En 2022, le RN souhaitait réformer l'AME pour en limiter l'accès aux soins urgents, et non à l'ensemble des soins dans le but d’en réduire le coût et de lutter contre une immigration illégale qui serait attirée par cette aide​​. Parce que la droite avait durci sa ligne à l’occasion des débats sur la très controversée loi Immigration, le RN a suivi cette même ligne en votant la suppression de l’aide médicale d’urgence pour les étrangers, un dispositif - rappelons-le - permettant par exemple d’accorder des soins nécessaires aux femmes enceintes, ou encore visant à éviter la propagation des maladies grâce aux vaccins. 

Une dynamique comparable peut être identifiée d’en d’autres pays gouvernés totalement ou partiellement par des nationalistes.
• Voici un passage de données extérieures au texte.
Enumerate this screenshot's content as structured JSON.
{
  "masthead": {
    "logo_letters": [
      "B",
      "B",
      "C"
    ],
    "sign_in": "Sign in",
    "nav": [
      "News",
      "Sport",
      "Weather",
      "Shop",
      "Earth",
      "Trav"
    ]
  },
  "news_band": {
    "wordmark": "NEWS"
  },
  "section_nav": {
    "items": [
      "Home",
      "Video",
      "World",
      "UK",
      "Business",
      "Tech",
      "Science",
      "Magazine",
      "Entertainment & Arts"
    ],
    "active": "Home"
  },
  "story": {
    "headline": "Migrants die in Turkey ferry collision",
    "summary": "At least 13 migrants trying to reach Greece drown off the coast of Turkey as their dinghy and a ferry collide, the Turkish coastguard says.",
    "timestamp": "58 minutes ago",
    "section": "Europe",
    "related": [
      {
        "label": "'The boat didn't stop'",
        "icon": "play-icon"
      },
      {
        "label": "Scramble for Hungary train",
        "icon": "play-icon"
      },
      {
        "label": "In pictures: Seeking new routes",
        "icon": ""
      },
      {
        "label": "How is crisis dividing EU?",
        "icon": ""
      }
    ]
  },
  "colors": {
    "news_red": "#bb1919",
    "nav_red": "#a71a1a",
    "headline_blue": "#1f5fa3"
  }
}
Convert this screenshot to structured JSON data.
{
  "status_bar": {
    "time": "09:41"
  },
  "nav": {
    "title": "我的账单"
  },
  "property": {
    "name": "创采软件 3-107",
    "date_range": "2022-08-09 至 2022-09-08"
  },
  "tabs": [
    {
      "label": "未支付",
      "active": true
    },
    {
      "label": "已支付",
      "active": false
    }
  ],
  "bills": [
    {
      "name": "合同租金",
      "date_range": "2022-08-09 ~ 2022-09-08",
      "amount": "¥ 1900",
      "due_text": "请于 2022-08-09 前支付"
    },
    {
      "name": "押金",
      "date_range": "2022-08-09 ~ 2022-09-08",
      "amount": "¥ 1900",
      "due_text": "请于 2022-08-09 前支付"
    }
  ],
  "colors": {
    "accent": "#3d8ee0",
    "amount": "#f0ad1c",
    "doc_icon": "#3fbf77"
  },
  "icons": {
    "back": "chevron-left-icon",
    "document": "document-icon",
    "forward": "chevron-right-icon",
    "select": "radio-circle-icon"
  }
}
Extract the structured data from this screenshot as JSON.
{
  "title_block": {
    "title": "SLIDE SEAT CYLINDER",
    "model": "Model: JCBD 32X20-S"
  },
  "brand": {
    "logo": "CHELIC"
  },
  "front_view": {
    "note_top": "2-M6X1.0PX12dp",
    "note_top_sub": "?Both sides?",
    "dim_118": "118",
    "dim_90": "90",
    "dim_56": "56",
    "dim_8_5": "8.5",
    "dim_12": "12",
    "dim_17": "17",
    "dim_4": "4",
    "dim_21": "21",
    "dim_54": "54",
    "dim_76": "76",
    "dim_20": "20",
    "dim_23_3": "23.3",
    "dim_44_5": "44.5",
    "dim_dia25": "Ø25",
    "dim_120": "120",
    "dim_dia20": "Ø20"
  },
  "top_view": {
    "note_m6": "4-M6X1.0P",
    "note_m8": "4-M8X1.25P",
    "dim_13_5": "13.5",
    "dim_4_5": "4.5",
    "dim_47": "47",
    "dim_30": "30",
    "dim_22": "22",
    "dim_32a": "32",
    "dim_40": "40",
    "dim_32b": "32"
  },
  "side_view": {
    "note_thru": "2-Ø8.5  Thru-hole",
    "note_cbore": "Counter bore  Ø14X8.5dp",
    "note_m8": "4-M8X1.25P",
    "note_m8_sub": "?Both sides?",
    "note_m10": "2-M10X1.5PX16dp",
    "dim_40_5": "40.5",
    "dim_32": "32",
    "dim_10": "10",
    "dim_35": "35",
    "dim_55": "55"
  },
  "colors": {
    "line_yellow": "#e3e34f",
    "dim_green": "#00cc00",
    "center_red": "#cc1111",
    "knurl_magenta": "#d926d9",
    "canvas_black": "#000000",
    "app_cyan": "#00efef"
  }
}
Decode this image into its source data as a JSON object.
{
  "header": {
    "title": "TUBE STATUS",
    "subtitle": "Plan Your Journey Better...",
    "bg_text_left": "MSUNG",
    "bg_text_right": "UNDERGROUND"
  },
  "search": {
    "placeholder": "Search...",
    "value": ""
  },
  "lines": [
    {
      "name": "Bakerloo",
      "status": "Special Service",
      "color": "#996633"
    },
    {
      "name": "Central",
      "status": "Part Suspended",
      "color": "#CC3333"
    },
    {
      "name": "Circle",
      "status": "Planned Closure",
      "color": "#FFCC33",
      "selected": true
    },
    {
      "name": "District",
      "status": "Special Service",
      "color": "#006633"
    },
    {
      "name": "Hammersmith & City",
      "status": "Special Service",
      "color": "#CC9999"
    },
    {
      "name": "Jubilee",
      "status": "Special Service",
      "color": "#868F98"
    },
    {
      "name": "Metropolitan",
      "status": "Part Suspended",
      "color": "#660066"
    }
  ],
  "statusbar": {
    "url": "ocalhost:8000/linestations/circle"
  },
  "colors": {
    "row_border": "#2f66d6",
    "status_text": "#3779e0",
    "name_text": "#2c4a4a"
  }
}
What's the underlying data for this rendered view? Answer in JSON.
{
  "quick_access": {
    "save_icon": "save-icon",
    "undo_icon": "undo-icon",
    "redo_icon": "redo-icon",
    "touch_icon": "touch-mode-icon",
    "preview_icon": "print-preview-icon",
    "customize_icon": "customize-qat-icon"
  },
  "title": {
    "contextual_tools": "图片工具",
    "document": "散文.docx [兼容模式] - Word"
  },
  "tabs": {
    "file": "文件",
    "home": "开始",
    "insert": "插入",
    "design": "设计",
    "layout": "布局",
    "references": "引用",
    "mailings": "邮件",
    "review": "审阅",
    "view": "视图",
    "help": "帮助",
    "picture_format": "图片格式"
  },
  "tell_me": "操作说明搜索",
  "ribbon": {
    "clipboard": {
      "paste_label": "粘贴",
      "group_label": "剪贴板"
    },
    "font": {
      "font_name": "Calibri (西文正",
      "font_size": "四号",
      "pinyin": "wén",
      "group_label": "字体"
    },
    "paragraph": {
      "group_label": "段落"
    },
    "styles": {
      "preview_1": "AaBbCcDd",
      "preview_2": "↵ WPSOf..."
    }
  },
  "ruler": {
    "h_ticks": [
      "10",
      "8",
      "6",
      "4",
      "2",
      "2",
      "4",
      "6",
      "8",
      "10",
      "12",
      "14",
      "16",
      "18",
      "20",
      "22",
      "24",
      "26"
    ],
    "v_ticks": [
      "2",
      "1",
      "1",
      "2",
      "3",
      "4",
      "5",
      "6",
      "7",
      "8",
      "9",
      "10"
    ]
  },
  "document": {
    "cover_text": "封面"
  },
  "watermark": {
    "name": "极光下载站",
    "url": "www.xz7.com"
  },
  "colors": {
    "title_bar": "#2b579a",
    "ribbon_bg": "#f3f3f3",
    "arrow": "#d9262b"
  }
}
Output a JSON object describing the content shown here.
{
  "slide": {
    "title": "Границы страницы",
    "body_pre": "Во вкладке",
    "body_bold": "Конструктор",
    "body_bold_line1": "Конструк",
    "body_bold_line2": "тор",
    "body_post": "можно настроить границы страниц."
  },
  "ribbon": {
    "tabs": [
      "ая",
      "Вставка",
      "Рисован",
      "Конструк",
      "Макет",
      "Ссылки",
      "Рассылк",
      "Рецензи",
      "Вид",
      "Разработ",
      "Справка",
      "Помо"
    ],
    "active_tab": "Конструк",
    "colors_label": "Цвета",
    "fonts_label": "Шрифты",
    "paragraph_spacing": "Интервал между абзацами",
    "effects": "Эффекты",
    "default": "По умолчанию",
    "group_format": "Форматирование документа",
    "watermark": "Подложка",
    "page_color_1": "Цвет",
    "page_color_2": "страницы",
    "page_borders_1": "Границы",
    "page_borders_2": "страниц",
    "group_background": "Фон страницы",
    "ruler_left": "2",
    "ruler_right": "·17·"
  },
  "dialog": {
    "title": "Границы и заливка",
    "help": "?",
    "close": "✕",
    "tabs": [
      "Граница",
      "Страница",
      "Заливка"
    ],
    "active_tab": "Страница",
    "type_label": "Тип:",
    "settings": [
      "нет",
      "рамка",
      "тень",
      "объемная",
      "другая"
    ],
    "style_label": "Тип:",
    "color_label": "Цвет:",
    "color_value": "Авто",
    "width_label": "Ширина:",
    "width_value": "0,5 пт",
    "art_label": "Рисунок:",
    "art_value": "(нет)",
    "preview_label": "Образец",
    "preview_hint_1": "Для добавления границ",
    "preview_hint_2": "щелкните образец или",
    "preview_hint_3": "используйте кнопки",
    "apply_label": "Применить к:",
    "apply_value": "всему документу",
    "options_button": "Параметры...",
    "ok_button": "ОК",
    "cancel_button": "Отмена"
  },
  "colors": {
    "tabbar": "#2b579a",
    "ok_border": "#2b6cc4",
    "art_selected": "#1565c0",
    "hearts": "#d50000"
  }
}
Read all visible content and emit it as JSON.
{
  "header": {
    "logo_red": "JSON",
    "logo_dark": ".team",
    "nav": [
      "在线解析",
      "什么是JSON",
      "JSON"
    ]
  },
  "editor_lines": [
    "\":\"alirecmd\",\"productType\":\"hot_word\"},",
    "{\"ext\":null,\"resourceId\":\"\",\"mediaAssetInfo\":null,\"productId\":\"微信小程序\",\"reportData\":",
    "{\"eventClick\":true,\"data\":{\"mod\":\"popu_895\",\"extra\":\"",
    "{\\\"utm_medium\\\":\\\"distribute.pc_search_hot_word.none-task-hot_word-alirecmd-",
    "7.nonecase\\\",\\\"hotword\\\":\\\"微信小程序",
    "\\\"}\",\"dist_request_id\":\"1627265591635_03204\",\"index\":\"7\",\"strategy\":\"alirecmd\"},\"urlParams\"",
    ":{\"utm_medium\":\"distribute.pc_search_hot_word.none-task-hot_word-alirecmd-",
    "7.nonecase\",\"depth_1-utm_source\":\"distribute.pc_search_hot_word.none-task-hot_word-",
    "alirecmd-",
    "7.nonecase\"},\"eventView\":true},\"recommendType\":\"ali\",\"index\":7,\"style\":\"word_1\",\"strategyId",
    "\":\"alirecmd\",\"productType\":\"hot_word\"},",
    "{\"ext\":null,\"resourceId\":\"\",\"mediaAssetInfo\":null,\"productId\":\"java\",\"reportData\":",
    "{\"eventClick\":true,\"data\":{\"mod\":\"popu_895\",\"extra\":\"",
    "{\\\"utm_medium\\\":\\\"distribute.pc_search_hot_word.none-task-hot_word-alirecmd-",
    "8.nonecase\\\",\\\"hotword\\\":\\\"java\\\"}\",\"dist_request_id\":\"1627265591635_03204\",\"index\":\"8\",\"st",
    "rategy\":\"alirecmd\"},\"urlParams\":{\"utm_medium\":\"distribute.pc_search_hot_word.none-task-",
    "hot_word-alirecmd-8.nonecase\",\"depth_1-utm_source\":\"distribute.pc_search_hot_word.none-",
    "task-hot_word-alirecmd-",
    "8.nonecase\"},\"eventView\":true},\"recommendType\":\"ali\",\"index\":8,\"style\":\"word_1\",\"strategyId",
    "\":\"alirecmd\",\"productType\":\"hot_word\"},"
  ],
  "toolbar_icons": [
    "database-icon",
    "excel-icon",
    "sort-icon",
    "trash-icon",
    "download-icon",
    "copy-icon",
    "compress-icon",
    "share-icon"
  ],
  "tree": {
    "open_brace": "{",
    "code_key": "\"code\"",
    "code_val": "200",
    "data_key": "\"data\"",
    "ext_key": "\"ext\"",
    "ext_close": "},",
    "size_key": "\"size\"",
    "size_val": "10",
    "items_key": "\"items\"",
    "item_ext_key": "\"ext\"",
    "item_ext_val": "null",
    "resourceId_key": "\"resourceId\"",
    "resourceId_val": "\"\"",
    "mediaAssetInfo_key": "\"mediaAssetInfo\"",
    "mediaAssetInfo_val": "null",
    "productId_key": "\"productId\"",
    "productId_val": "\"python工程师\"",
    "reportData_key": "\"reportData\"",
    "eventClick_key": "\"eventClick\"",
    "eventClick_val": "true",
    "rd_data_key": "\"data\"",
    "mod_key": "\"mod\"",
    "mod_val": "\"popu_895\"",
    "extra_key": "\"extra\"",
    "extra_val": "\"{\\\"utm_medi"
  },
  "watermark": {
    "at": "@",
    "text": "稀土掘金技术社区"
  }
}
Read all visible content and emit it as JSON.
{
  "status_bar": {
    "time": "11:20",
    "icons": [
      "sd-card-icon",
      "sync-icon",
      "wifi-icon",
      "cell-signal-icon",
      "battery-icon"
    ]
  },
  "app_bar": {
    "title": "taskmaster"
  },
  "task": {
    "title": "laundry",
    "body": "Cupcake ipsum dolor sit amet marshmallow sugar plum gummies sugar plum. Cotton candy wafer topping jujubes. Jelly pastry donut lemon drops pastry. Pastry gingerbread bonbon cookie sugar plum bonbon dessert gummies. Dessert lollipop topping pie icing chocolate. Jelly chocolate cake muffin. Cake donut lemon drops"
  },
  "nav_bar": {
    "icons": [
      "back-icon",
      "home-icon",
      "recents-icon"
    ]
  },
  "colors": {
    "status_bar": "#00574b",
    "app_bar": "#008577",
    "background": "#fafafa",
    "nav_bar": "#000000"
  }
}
C’est le cas en Suède, où le gouvernement soutenu par l’extrême droite souhaite restreindre le droit à l’aide médicale en retirant par exemple les soins dentaires d’urgence, tout en prévoyant de mettre en place un mécanisme de délation obligatoire pour les agents publics ayant connaissance d’étrangers en situation irrégulière. 

Or, cela relève du bon sens : réduire l'accès aux soins des populations vulnérables pourrait entraîner des coûts plus élevés à long terme, car la dégradation de la santé des individus non soignés préventivement augmenterait la demande de soins urgents, souvent plus coûteux. Ainsi, au lieu de réaliser des économies, ces mesures pourraient paradoxalement alourdir les dépenses du système de santé public.

La crise COVID a révélé un autre aspect de la vision des partis d’extrême droite en Europe. En effet, des dirigeants de la Ligue en Italie, du PiS en Pologne, et de Vox en Espagne ont tenu des propos liant directement la pandémie à l'immigration, aux immigrés et aux minorités ethniques, en dépit de preuves scientifiques étayées. 

Enfin, la vision discriminatoire s’applique également vis-à-vis du personnel soignant, le RN proposant en 2022 de "réduire drastiquement le recours aux médecins ayant obtenu leur diplôme hors de l’Union européenne", au risque d’aggraver la pénurie de médecins, particulièrement dans les zones rurales.

En conclusion, l'analyse du programme de santé du Rassemblement National révèle plusieurs points de préoccupation majeure, notamment en ce qui concerne le financement de la santé publique maintes fois dénoncé par les économistes, la question du libre choix en matière de bioéthique, et les discriminations pratiquées envers les citoyens d’origine étrangère. Les exemples des politiques de santé dans d'autres pays européens dirigés par des partis similaires montrent des résultats souvent alarmants, comme en Hongrie ou en Pologne, où les réformes ont conduit à une diminution de l'accès aux soins et à une détérioration des droits des patients.

L'ambiguïté et le manque de clarté du programme du Rassemblement National en matière de financement, associés à une vision conservatrice sur les questions de santé, soulèvent des inquiétudes quant à l'avenir du système de santé français. La priorité nationale prônée par le parti pourrait également introduire des discriminations importantes, réduisant l'accès aux soins pour certaines populations.

Alors que la France se prépare à ces élections législatives, il est essentiel de considérer les implications potentielles des politiques proposées. La protection de la santé publique, telle que définie par le Code de la santé publique, reste un droit fondamental qui doit être préservé pour tous. Les citoyens sont appelés à réfléchir attentivement aux choix politiques qui influenceront l'avenir de leur système de santé.


A propos

Les Voies est un mouvement progressiste citoyen fondé au printemps 2024 par Amandine Rogeon et Alexandra Laffitte. Les Voies ambitionne d’insuffler un vent idéologique et programmatique nouveau grâce à une méthode innovante : la clause de la Nation la plus favorisée appliquée aux politiques publiques les plus progressistes adoptées par les Etats membres de l’Union européenne.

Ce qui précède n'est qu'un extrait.